The risk of hemorrhage from a cavernoma is somewhere between 0.5-1% per year. It may be greater (or at least easier felt symptomatically) in cavernomas located in more "eloquent" brain such as the basal ganglia, thalamus, brainstem, and spinal cord. The rehemorrhage rate varies in the literature, but is probably somewhere between 4-10% per year (some reports indicate an even higher rate in the first year or two following the first diagnosed cavernoma hemorrhage).

6. What are the complications of a cavernous malformation?

The major complications are seizures and progressive neurological impairment, and the type of "deficit" varies according to the size and location of the cavernoma, and the extent and multiplicity/frequency of the hemorrhage(s).
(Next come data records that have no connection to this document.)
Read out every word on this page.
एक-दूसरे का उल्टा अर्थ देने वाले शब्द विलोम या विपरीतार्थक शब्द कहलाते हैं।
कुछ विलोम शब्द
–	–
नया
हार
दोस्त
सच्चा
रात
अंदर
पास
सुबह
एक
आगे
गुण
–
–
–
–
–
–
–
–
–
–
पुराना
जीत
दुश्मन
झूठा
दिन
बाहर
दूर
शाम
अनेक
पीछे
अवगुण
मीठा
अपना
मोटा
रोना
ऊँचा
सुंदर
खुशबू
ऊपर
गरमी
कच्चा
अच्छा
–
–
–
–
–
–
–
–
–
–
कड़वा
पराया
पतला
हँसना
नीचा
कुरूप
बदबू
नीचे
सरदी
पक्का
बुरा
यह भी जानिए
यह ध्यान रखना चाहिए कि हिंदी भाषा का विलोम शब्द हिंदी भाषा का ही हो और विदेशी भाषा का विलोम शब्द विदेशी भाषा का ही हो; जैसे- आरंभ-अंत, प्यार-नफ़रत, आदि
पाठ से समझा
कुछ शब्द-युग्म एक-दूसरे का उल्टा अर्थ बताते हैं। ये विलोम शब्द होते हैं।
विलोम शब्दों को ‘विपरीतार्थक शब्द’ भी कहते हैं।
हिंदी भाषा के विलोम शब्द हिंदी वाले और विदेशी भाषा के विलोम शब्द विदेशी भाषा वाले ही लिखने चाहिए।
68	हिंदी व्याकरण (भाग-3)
7. How is a cavernous malformation detected (investigations)?

Cavernomas are detected best through MRI. They can enhance with contrast, but frequently do not. They are not detectable on a cerebral angiogram (i.e., are referred to as angiographically occult vascular malformations or AOVMs; however, an associated venous angioma may be detected on the angiogram!). The best two MRI sequences used to detect cavernomas are regular T2 ("popcorn" appearance) and gradient echo (GRE; "India ink" blotch appearance). These are shown below. A CAT scan can also show a cavernoma, but the resolution is better with an MRI.

Note that in familial or multiple cavernoma patients, it is worthwhile screening the cervicothoracic spinal cord via MRI to exclude the presence of an occult cavernoma there.